Ódio. Falta de empatia. Fundamentalismo religioso. Homofobia. Machismo e
Feminicídio. Radicalismo conservador. Há muito para se refletir sobre esses
atos de violência e barbárie. As práticas discursivas da atualidade e o desejo
paradoxal de empatia em tempos individualistas, de completa indiferença, além
da alienação do outro nos torna testemunhas do estrangulamento do humanismo em
mídias públicas.
Vivemos
em tempos de cyber-sociedade. Quando algo da natureza do ódio estrutural
acontece, como vírus em termos de rapidez e descarte, vai se tornando difícil
encontrar, desenvolver qualquer código de compreensão da alteridade. Não falo
em ética, algo mais profundo na escala do conhecimento.

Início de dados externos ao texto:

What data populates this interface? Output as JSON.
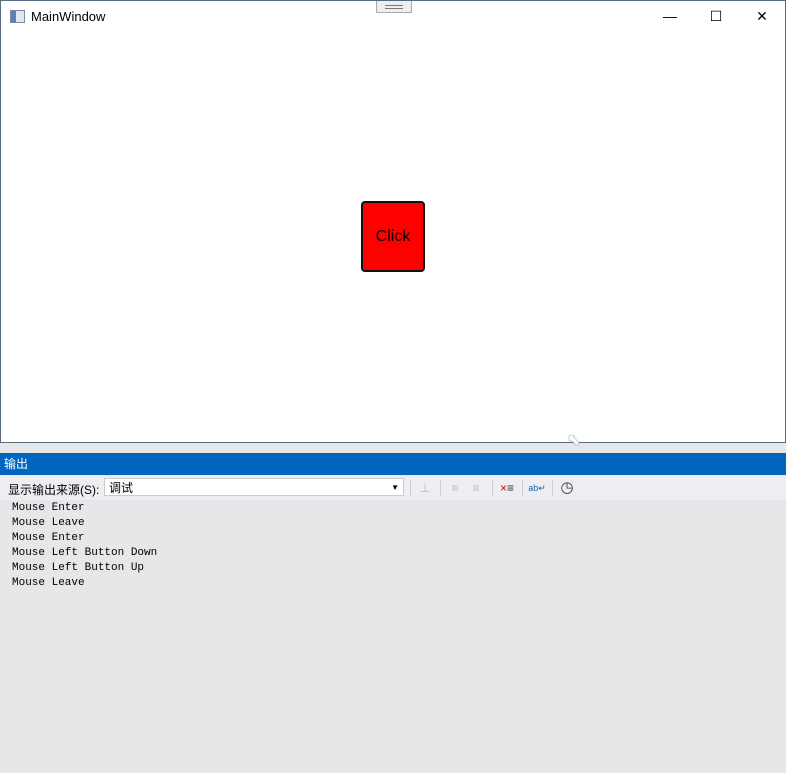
{
  "window": {
    "title": "MainWindow",
    "button_label": "Click",
    "button_color": "#ff0000"
  },
  "output_panel": {
    "title": "输出",
    "source_label": "显示输出来源(S):",
    "source_value": "调试",
    "lines": [
      "Mouse Enter",
      "Mouse Leave",
      "Mouse Enter",
      "Mouse Left Button Down",
      "Mouse Left Button Up",
      "Mouse Leave"
    ]
  }
}
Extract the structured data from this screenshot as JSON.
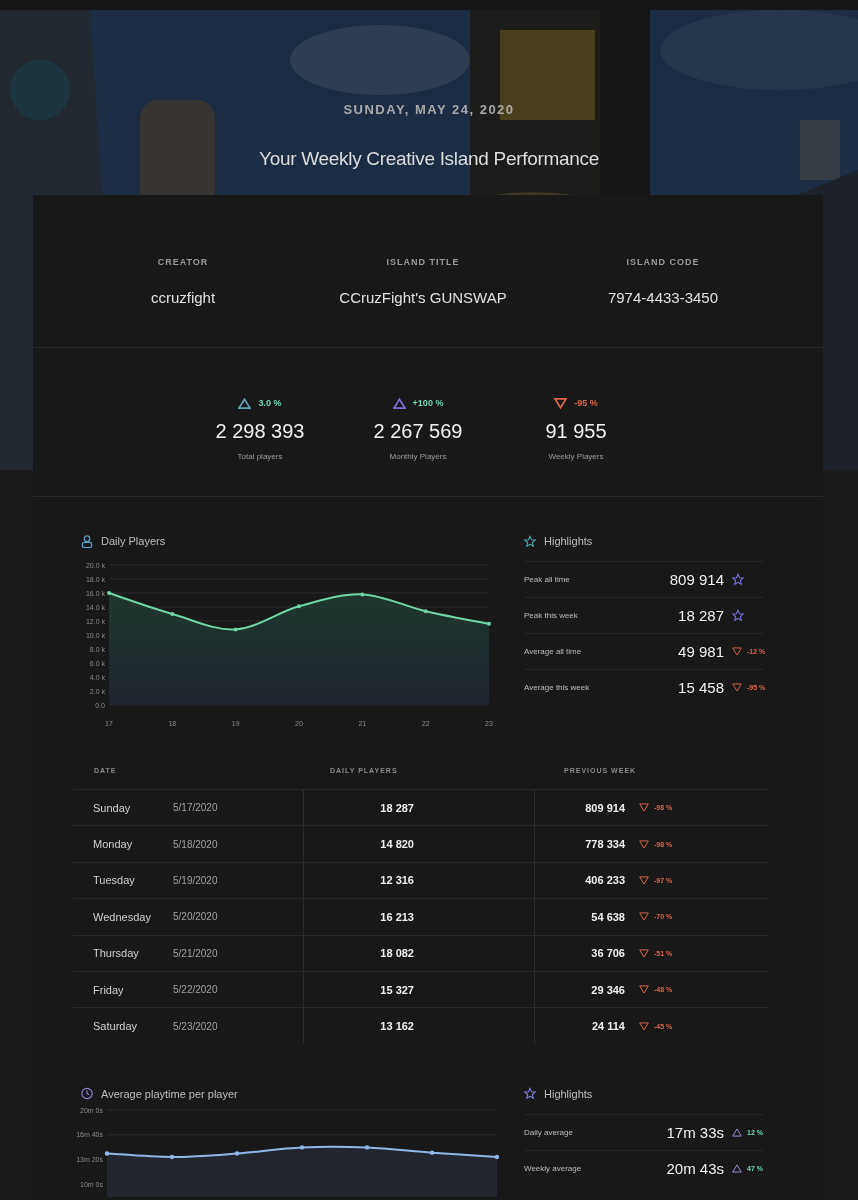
{
  "header": {
    "date": "SUNDAY, MAY 24, 2020",
    "title": "Your Weekly Creative Island Performance"
  },
  "info": [
    {
      "label": "CREATOR",
      "value": "ccruzfight"
    },
    {
      "label": "ISLAND TITLE",
      "value": "CCruzFight's GUNSWAP"
    },
    {
      "label": "ISLAND CODE",
      "value": "7974-4433-3450"
    }
  ],
  "stats": [
    {
      "change": "3.0 %",
      "up": true,
      "color": "#5aa0b4",
      "value": "2 298 393",
      "label": "Total players"
    },
    {
      "change": "+100 %",
      "up": true,
      "color": "#7b6fd0",
      "value": "2 267 569",
      "label": "Monthly Players"
    },
    {
      "change": "-95 %",
      "up": false,
      "color": "#d8664a",
      "value": "91 955",
      "label": "Weekly Players"
    }
  ],
  "daily_chart": {
    "title": "Daily Players",
    "chart_data": {
      "type": "area",
      "grid": true,
      "categories": [
        "17",
        "18",
        "19",
        "20",
        "21",
        "22",
        "23"
      ],
      "ylim": [
        0,
        20000
      ],
      "yticks": [
        {
          "value": 0,
          "label": "0.0"
        },
        {
          "value": 2000,
          "label": "2.0 k"
        },
        {
          "value": 4000,
          "label": "4.0 k"
        },
        {
          "value": 6000,
          "label": "6.0 k"
        },
        {
          "value": 8000,
          "label": "8.0 k"
        },
        {
          "value": 10000,
          "label": "10.0 k"
        },
        {
          "value": 12000,
          "label": "12.0 k"
        },
        {
          "value": 14000,
          "label": "14.0 k"
        },
        {
          "value": 16000,
          "label": "16.0 k"
        },
        {
          "value": 18000,
          "label": "18.0 k"
        },
        {
          "value": 20000,
          "label": "20.0 k"
        }
      ],
      "series": [
        {
          "color": "#6fd6a4",
          "values": [
            16000,
            13000,
            10800,
            14100,
            15800,
            13400,
            11600
          ]
        }
      ]
    }
  },
  "daily_highlights": {
    "title": "Highlights",
    "rows": [
      {
        "label": "Peak all time",
        "value": "809 914",
        "kind": "star"
      },
      {
        "label": "Peak this week",
        "value": "18 287",
        "kind": "star"
      },
      {
        "label": "Average all time",
        "value": "49 981",
        "kind": "change",
        "up": false,
        "change": "-12 %"
      },
      {
        "label": "Average this week",
        "value": "15 458",
        "kind": "change",
        "up": false,
        "change": "-95 %"
      }
    ]
  },
  "table": {
    "columns": [
      "DATE",
      "DAILY PLAYERS",
      "PREVIOUS WEEK"
    ],
    "rows": [
      {
        "day": "Sunday",
        "date": "5/17/2020",
        "daily": "18 287",
        "previous": "809 914",
        "up": false,
        "change": "-98 %"
      },
      {
        "day": "Monday",
        "date": "5/18/2020",
        "daily": "14 820",
        "previous": "778 334",
        "up": false,
        "change": "-98 %"
      },
      {
        "day": "Tuesday",
        "date": "5/19/2020",
        "daily": "12 316",
        "previous": "406 233",
        "up": false,
        "change": "-97 %"
      },
      {
        "day": "Wednesday",
        "date": "5/20/2020",
        "daily": "16 213",
        "previous": "54 638",
        "up": false,
        "change": "-70 %"
      },
      {
        "day": "Thursday",
        "date": "5/21/2020",
        "daily": "18 082",
        "previous": "36 706",
        "up": false,
        "change": "-51 %"
      },
      {
        "day": "Friday",
        "date": "5/22/2020",
        "daily": "15 327",
        "previous": "29 346",
        "up": false,
        "change": "-48 %"
      },
      {
        "day": "Saturday",
        "date": "5/23/2020",
        "daily": "13 162",
        "previous": "24 114",
        "up": false,
        "change": "-45 %"
      }
    ]
  },
  "playtime_chart": {
    "title": "Average playtime per player",
    "axis_labels": [
      "20m 0s",
      "16m 40s",
      "13m 20s",
      "10m 0s"
    ]
  },
  "playtime_highlights": {
    "title": "Highlights",
    "rows": [
      {
        "label": "Daily average",
        "value": "17m 33s",
        "kind": "change",
        "up": true,
        "change": "12 %"
      },
      {
        "label": "Weekly average",
        "value": "20m 43s",
        "kind": "change",
        "up": true,
        "change": "47 %"
      }
    ]
  }
}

Falo de discernimento e
compreensão, porque é o mínimo que deveria emergir dessa esfera mais à derme do
humano. Também não falo em humanismo, outra demanda importante, mas ainda vista
pelo conceitual.
Quero
falar da compreensão mínima do outro que está na base primeira do viver-com, do
conviver. Compreensão como ação cotidiana, a da rotina mais usual entre os
seres humanos. A compreensão da palavra, do gesto, da pessoa. Penso nessas
relações líquidas, frágeis, instantâneas das novas sociabilidades que giram nas
mídias sociais, e vejo o desrespeito total ao que é diferente, linchamentos
virtuais e o ódio disseminado através de mensagens viralizadas que só causam
mais dor e mais violência. O ódio e o ressentimento sempre existiram, mas a
dinâmica das redes sociais ligou os pontos dos extremos, amplificou, tirou do
armário os que ainda tinham certo constrangimento de expor o machismo, o
fascismo, o racismo, a homofobia, a transfobia, a xenofobia etc.
Culpabilizar
o outro por seu isolamento cultural ou social, culpabilizar pela
desterritorialização, migração, imigração, exílio é o estopim do que há de pior
nas ações de ódio. Quando os fascistas das manifestações se unem aos
pseudomoderados do discurso, aqueles que odeiam estruturalmente deixam suas
casas e constroem com as próprias mãos novos guetos, outros campos de exclusão
e extermínio, outras fronteiras.
Com
quantos ódios fazemos uma guerra? Com quantas guerras alimentaremos tanto ódio?